Usai final basket, penulis mengirimkan bahan-bahan untuk terbitan esok hari (15 Juli 2007), sambil menunggu hasil final tinju yang mementaskan sembilan kelas. Saat dikejar deadline, sekitar pukul 21.00, handphone flexi penulis berbunyi.
Di ujung telepon, Kabag Humas Pemkot, Made Erwin Suryadarma seperti orang ngos-ngosan. Orang paling populer dalam urusan publikasi di Pemkot itu seperti mau melakukan start lari.
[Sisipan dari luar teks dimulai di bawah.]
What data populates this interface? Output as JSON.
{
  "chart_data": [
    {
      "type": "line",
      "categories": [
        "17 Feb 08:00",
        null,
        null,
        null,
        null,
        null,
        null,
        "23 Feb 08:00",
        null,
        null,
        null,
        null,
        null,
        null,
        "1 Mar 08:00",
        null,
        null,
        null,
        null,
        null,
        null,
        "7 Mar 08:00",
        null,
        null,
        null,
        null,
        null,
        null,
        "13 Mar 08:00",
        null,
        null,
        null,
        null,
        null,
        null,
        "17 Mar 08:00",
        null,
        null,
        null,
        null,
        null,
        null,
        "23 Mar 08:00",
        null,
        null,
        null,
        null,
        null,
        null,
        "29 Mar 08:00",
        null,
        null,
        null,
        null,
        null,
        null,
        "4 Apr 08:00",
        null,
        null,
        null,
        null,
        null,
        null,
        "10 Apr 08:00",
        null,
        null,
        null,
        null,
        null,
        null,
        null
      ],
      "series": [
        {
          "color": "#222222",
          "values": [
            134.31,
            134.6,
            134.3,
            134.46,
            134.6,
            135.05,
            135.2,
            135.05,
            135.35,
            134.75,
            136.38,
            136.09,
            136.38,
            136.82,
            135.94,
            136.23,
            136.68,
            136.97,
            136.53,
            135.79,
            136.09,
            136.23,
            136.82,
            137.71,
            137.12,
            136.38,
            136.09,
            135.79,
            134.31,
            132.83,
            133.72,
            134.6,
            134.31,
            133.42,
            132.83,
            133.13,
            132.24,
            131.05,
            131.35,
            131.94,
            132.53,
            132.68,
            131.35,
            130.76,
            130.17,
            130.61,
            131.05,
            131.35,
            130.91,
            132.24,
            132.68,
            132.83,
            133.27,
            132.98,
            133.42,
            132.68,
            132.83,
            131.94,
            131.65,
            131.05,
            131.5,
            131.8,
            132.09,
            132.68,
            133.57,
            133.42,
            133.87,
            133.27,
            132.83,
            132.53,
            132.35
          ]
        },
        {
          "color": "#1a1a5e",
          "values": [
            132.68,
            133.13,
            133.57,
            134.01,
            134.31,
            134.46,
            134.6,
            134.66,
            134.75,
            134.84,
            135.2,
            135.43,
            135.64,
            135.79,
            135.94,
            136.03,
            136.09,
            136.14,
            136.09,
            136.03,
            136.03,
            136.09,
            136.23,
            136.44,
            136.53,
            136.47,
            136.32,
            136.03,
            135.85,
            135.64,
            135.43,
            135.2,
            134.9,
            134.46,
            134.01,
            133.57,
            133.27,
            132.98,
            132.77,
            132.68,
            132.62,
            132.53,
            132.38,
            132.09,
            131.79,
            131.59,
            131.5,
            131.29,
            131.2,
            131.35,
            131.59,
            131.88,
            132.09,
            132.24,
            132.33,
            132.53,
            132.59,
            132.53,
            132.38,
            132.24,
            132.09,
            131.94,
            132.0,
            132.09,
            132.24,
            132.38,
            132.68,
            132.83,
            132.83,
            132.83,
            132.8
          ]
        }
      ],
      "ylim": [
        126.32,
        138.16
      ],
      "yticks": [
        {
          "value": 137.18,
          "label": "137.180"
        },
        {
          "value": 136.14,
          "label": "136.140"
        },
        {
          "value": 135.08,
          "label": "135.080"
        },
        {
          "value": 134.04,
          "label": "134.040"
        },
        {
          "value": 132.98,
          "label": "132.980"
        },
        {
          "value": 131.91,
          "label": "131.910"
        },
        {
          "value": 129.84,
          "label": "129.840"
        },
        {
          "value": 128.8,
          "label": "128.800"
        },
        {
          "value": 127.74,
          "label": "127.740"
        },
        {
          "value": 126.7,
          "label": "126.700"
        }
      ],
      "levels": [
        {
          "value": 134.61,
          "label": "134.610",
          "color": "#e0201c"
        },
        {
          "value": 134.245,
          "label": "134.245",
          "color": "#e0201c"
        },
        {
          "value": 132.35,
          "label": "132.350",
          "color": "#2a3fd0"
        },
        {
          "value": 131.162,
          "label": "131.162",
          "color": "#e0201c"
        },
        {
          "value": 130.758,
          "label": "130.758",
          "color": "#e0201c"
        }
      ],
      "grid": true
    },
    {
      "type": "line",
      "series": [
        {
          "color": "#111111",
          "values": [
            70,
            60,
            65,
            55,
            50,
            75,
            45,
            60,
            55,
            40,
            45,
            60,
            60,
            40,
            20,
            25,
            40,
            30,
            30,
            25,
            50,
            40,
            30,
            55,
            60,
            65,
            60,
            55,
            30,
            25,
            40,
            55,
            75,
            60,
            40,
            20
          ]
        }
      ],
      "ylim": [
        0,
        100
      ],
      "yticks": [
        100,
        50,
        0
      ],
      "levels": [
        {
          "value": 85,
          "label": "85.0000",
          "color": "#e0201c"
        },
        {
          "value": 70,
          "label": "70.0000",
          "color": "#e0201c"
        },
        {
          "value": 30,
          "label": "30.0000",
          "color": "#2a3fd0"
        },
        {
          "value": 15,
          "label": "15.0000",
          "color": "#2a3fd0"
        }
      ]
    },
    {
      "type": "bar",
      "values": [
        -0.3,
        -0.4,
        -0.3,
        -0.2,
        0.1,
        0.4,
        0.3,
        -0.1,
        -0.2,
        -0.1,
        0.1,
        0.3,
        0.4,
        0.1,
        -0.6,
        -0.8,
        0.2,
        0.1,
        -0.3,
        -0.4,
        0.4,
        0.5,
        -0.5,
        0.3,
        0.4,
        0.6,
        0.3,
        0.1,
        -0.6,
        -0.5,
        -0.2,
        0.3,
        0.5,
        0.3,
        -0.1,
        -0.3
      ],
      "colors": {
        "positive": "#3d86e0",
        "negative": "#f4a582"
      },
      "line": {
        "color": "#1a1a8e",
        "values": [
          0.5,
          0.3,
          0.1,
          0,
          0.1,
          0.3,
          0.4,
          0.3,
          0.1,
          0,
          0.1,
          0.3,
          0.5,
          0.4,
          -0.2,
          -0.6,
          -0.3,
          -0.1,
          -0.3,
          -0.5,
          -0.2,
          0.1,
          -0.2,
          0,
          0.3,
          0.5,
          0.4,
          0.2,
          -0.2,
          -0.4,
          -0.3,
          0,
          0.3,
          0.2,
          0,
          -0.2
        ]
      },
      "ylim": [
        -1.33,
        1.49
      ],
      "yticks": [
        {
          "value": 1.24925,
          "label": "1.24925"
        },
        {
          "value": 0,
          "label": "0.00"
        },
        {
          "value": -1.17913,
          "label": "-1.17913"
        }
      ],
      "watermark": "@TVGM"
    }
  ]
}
Dia mengabarkan, sedang berada di hotel Nikki, Denpasar,”ngapain bos?,”tanya penulis.
Erwin yang juga humas KONI Kota menuturkan, dia baru saja mengikuti rapat KONI Bali bersama KONI daerah di hotel di bilangan Gatot Subroto, Denpasar itu. Hasil utamanya, Karangasem resmi ditunjuk menjadi tuan rumah Porda (sekarang Porprov) edisi ke-10 tahun 2011. Dia menceritakan, saat penentuan tuan rumah usai Porda IX Badung 2009 (yang sudah diputuskan sejak Porda VII/2005 di Jembrana) itu sedikit tegang dan alot.
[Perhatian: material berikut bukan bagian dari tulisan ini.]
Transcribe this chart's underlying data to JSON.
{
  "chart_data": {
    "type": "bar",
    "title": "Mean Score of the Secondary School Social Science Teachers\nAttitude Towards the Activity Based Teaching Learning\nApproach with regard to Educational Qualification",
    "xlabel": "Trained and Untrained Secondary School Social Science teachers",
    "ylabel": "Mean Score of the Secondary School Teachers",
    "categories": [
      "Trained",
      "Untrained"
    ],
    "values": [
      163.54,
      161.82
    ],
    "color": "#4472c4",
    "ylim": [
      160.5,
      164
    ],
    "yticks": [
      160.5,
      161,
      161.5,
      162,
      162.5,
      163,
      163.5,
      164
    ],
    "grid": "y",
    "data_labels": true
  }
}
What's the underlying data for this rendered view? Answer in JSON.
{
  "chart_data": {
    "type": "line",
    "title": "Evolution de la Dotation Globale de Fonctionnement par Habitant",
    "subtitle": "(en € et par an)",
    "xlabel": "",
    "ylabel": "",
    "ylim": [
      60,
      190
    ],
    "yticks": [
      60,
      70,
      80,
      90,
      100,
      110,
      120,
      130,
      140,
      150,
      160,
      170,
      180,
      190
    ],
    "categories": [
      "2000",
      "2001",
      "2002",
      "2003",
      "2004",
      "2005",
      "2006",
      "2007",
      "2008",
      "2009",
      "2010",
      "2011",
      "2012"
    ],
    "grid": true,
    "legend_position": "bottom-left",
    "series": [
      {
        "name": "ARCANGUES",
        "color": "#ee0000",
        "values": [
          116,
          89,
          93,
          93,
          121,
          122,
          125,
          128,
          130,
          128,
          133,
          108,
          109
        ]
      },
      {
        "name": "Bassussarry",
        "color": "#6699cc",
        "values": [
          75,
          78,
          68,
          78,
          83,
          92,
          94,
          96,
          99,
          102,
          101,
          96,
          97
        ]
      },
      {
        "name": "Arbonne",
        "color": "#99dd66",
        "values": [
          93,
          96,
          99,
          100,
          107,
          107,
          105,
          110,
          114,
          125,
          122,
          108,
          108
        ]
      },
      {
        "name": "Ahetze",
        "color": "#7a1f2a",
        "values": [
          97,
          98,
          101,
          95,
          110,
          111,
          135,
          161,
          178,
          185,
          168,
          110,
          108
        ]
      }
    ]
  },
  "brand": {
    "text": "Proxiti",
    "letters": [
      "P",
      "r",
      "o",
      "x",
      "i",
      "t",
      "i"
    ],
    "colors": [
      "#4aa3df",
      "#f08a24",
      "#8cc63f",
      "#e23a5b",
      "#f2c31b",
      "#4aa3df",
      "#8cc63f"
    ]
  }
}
Penyebabnya, karena delegasi Buleleng dan Jembrana ternyata mengajukan diri (lagi) menjadi tuan rumah. Namun, keinginan itu bertepuk sebelah tangan. Ketua Umum KONI Bali saat itu, IGB Alit Putra ingin pemerataan. Alasan lain, karena Buleleng baru saja menjadi tuan rumah tahun 2003 dan Jembrana tahun 2005.
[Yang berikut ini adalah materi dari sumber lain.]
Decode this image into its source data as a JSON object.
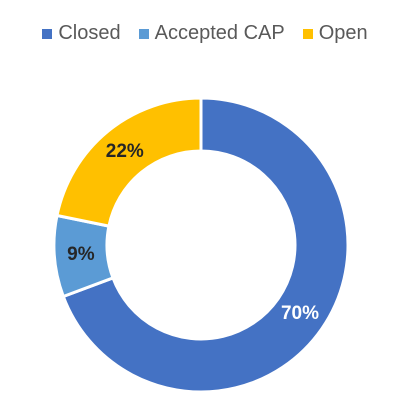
{
  "chart_data": {
    "type": "pie",
    "variant": "donut",
    "title": "",
    "legend_position": "top",
    "series": [
      {
        "name": "Closed",
        "value": 70,
        "label": "70%",
        "color": "#4472C4",
        "label_color": "#FFFFFF"
      },
      {
        "name": "Accepted CAP",
        "value": 9,
        "label": "9%",
        "color": "#5B9BD5",
        "label_color": "#262626"
      },
      {
        "name": "Open",
        "value": 22,
        "label": "22%",
        "color": "#FFC000",
        "label_color": "#262626"
      }
    ]
  }
}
Nah, sempat terjadi perdebatan, hingga mencuat keinginan (agar adil), Denpasar saja menjadi alternatif. Namun, wacana itu ditolak halus oleh delegasi Denpasar (salah satunya Erwin, red). Alasannya, Denpasar ingin agar pembangunan infrastruktur olahraga di Bali kian merata.
Selain itu, Wali Kota Denpasar (saat itu) AA Puspayoga, juga tak ingin penunjukan itu menjadi masalah politik. Karena pada 2011 dia sudah tak lagi menjadi wali kota (pada 2008 sudah naik menjadi Wagub Bali, red). Hingga rapat akhirnya menyepakati Karangasem (yang delegasinya menyatakan siap) menjadi tuan rumah Porda 2011.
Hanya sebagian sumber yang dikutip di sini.